Each node in the host pivot represents a host app (systemd service). Radar shows all apps discovered by all Defenders in the environment. The mesh shows the host-to-host communication between apps.
The color of a node represents the max severity of vulnerabilities found in the app.
  • Dark Red — High risk. One or more critical severity vulnerabilities detected.
  • Red — High severity vulnerabilities detected.
  • Orange — Medium vulnerabilities detected.
  • Green — Denotes no vulnerabilities detected.
When you click on an node, the overlay shows the top most vulnerable hosts where the app runs, as well as runtime events and connectivity information specific to the app.

Cloud pivot

You can’t secure what you don’t know about. Prisma Cloud cloud discovery finds all cloud-native services deployed in AWS, Azure, and Google Cloud. Cloud Radar helps you visualize what you’ve deployed across different cloud providers and accounts using a map interface. The map tells you what services are running in which data centers, which services are protected by Prisma Cloud, and their security posture.
Clicking on a marker on the map shows more details about the services deployed in the account/region. Both registries and serverless functions can be secured directly from the info pop-up by clicking
Protect
.
Filtering and search lets you narrow your focus to the data of interest. For example, filters can narrow your view to just the serverless functions in your Azure development team accounts.
By default, there’s no data in Cloud Radar. To populate Cloud Radar, configure cloud discovery scans.

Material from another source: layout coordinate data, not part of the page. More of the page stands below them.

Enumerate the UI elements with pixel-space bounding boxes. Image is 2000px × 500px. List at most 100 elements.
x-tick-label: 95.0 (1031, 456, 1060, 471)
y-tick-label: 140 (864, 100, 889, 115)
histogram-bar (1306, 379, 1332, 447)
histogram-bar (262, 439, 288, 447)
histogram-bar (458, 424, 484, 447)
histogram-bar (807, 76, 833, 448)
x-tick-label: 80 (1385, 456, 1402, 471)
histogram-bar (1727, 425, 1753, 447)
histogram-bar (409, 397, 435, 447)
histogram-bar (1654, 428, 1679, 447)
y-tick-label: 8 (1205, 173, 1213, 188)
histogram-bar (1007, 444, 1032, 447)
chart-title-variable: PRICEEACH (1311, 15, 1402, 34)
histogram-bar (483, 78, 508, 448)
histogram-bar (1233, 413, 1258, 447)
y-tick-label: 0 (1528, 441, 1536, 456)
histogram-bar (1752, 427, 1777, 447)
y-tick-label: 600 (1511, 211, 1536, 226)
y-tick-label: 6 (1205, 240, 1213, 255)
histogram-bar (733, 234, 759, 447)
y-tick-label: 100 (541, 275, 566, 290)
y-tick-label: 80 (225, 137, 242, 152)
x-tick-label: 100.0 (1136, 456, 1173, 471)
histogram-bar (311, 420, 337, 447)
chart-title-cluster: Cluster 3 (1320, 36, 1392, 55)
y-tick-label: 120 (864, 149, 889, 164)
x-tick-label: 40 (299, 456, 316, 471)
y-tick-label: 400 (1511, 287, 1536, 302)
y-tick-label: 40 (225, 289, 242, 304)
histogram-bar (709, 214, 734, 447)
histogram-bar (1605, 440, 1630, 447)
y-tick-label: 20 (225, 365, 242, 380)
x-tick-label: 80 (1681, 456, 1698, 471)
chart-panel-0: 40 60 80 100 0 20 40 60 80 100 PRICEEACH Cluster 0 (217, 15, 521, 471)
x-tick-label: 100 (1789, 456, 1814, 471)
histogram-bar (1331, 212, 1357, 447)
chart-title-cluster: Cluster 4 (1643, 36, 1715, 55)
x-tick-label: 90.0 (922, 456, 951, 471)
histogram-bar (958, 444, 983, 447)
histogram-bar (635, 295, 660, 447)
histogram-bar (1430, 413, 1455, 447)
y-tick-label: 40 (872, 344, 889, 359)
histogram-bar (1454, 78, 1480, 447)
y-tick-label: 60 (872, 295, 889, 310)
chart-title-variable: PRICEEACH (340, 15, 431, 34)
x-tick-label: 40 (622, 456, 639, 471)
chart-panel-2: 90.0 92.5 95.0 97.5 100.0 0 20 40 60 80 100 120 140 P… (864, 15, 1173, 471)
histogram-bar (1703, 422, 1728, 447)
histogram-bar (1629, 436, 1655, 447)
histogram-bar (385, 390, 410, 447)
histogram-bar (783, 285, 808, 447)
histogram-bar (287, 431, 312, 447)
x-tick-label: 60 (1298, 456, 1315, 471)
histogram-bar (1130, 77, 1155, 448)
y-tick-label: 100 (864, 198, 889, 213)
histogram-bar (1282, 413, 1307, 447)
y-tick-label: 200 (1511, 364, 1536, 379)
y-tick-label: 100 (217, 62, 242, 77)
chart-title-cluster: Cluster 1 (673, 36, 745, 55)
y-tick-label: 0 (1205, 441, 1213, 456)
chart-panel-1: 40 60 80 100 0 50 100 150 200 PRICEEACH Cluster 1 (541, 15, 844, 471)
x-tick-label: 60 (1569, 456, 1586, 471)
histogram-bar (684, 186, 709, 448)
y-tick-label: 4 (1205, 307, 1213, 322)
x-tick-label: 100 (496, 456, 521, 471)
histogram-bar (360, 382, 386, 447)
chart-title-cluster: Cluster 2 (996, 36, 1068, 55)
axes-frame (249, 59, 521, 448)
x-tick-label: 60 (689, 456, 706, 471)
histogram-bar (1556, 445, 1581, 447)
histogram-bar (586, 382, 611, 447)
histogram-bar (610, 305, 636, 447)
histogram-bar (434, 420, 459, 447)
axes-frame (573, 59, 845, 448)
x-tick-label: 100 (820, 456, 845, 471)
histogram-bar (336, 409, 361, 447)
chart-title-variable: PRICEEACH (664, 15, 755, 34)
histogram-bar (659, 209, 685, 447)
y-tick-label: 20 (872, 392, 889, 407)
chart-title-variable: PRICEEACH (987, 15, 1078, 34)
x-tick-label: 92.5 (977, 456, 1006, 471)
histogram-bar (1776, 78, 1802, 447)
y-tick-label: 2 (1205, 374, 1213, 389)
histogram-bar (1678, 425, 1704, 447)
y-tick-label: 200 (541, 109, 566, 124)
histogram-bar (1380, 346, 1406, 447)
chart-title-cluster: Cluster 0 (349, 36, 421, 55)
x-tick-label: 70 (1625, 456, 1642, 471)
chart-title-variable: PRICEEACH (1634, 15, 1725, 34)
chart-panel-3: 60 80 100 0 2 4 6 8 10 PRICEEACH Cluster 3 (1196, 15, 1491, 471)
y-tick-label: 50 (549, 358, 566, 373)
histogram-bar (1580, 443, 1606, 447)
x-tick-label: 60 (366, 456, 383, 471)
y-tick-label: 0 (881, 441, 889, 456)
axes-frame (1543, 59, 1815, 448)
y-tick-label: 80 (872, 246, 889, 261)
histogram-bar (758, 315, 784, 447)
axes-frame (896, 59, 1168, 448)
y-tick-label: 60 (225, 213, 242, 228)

Service account monitoring

Kubernetes has a rich RBAC model based around the notion of service and cluster roles. This model is fundamental to the secure operation of the entire cluster because these roles control access to resources and services within namespaces and across the cluster. While these service accounts can be manually inspected with kubectl, it’s difficult to visualize and understand their scope at scale.
Radar provides a discovery and monitoring tool for service accounts. Every service account associated with a resource in a cluster can easily be inspected. For each account, Prisma Cloud shows detailed metadata describing the resources it has access to and the level of access it has to each of them. This visualization makes it easy for security staff to understand role configuration, assess the level of access provided to each service account, and mitigate risks associated with overly broad permissions.
Clicking on a node opens an overlay, and reveals the service accounts associated with the resource.
Clicking on the service accounts lists the service roles and cluster roles.
Service account monitoring is available for Kubernetes and OpenShift clusters. When you install the Defender DaemonSet, enable the 'Monitor service accounts' option.

Istio monitoring

When Defender DaemonSets are deployed with Istio monitoring enabled, Prisma Cloud can discover the service mesh and show you the RBAC capabilities for each service (e.g. this pod can read service X using REST/grpc on the following endpoints). Services integrated with Istio display the Istio logo.
Clicking on an Istio node opens an overlay with additional data about the service.
Click on the Istio button, then click on the link to get more details about the service roles.
Istio monitoring is available for Kubernetes and OpenShift clusters. When you install the Defender DaemonSet, enable the 'Monitor Istio' option.